I would like to present my thoughts here, although some points overlap with points mentined previously by others:
One has to think what one looks at: If you look at a single crystal grain, which may show, for whatever reason microstrain broadening (i.e. local distortions, e.g. due to dislocations) which is incompatible with the Laue group/crystal system symmetry. In powder diffraction, however, you look at an ensemble of crystallites, and the line broadening information is averaged. Even if you have a powder of identical crystals, each showing identical line broadening incompatible with Laue symmetry reflections of different width overlap because they have the same d-spacing. By that the line broadening of the crystals incompatible with Laue symmetry cannot be obtained directly from the powder pattern, e.g . by analysing the powder peaks' widths as a function of hkl, as you could do it for a single crystal. You can only analyse averaged widths. Thus you loose the decisive information. However, you may detect hkl dependent changes of the shapes of the reflections, e.g. superlorentzian peaks where, e.g. one broad and two narrow overlap (h00 reflection of a cubic crystals which show strong microstrain along [001] but low microstrain along [100] and [010]). It will be difficult to recognise such effects, unless they are really strong, and it may be even more difficult to interpret that, if you have not specific information about possible sources of the microstrain. The same problem of overlapping reflections of different widths is predicted for certain cases of quartic line broadening when the Laue group symmetry is lower than the crystal system symmetry (E.g. for the Laue class 4/m), as remarked by Stephens (1999). As much as I know, no such case has been reported yet.


To summarise: I think refinement of anisotropic line broadening will be much more stable if constrained by symmetry, such that reflections equivalent by symmetry have the same width.

One example related with that problem was presented at (I think it was a size broadening case, but similar conclusions may be valid for microstrain)
Young, R. A., Sakthivel, A., Bimodal Distributions of Profile-Broadening Effects in Rietveld Refinement, J. Appl. Cryst. 21 (1988) 416



Why would anyone have anything against using an ellipsoid? That same function can be described by the quartic approach, it just has less degrees of freedom.

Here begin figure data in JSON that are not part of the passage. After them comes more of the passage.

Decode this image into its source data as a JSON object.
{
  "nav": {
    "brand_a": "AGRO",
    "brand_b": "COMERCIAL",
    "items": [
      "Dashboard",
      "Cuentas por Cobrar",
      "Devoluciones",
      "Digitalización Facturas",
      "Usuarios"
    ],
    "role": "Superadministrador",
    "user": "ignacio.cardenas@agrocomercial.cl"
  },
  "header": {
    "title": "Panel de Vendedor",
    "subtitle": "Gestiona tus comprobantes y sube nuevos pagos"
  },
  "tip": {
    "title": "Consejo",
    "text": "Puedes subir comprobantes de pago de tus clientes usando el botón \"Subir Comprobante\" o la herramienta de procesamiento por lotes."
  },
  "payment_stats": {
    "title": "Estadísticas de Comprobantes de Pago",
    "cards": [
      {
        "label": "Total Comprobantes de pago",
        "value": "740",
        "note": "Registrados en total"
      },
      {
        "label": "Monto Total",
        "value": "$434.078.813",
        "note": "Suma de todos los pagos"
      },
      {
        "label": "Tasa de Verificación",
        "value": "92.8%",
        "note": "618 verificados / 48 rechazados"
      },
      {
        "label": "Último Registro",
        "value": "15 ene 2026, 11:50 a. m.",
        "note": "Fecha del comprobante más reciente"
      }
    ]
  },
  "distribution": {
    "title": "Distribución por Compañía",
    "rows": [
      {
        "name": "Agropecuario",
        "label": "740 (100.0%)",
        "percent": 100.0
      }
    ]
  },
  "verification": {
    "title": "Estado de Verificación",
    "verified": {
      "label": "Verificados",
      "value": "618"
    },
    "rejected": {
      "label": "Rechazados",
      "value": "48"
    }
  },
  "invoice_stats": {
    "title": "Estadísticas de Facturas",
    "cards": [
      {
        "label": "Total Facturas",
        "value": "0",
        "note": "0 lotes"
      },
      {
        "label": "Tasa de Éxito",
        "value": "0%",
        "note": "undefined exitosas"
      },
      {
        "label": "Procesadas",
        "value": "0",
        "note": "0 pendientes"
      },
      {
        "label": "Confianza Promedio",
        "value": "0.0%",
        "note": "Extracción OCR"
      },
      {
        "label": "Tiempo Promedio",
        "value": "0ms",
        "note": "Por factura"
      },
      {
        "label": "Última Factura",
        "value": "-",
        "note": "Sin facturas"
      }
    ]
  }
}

Here I fully agree, and there ARE cases where theory predicts an ellipsoid (e.g. microstrain-like broadening due to composition variations) which should, however, obey the symmetry restrictions. If such a case is present an ellipsoid model should be used obeying the rule to use a minimum of refined parameters. On the other hand, one might imagine other cases, where you have ellipsoid broadening for the single crystals incompatible with symmetry and being then powder-averaged. However, this will be difficult to be recognised and interpreted (see above).


In short, I don't understand why there is such a strong recommendation to use the quartics instead of ellipsoids or why the symmetry is not optional. I'm still persuing this because I have looked at something with a very small anisotropic broadening which seems to fit better with an ellipsoid which breaks the symmetry compared to a quartic which doesn't!

Thanks for any advice,

Jon

I think it should be recommended
first to use a minimum number of parameters to describe the line broadening, and if possible,
secondly to use models which are mathematically compatible with the physics of the origin of the line broadening.
Thus in some cases an ellipsoid model should be preferred prior the quartic model, because it needs less parameters.
However, I think that are good reasons to keep symmetry restrictions for both the quartic and elipsoid models (see above). But there may be reasons in certain, and probably few cases, where the symmetry restrictions can be lifted, e.g. when you have direction dependent line shapes of the broadening contribution to the peak shapes. But maybe that could also be better modelled by direction dependent shape factors compatible with the crystal symmetry.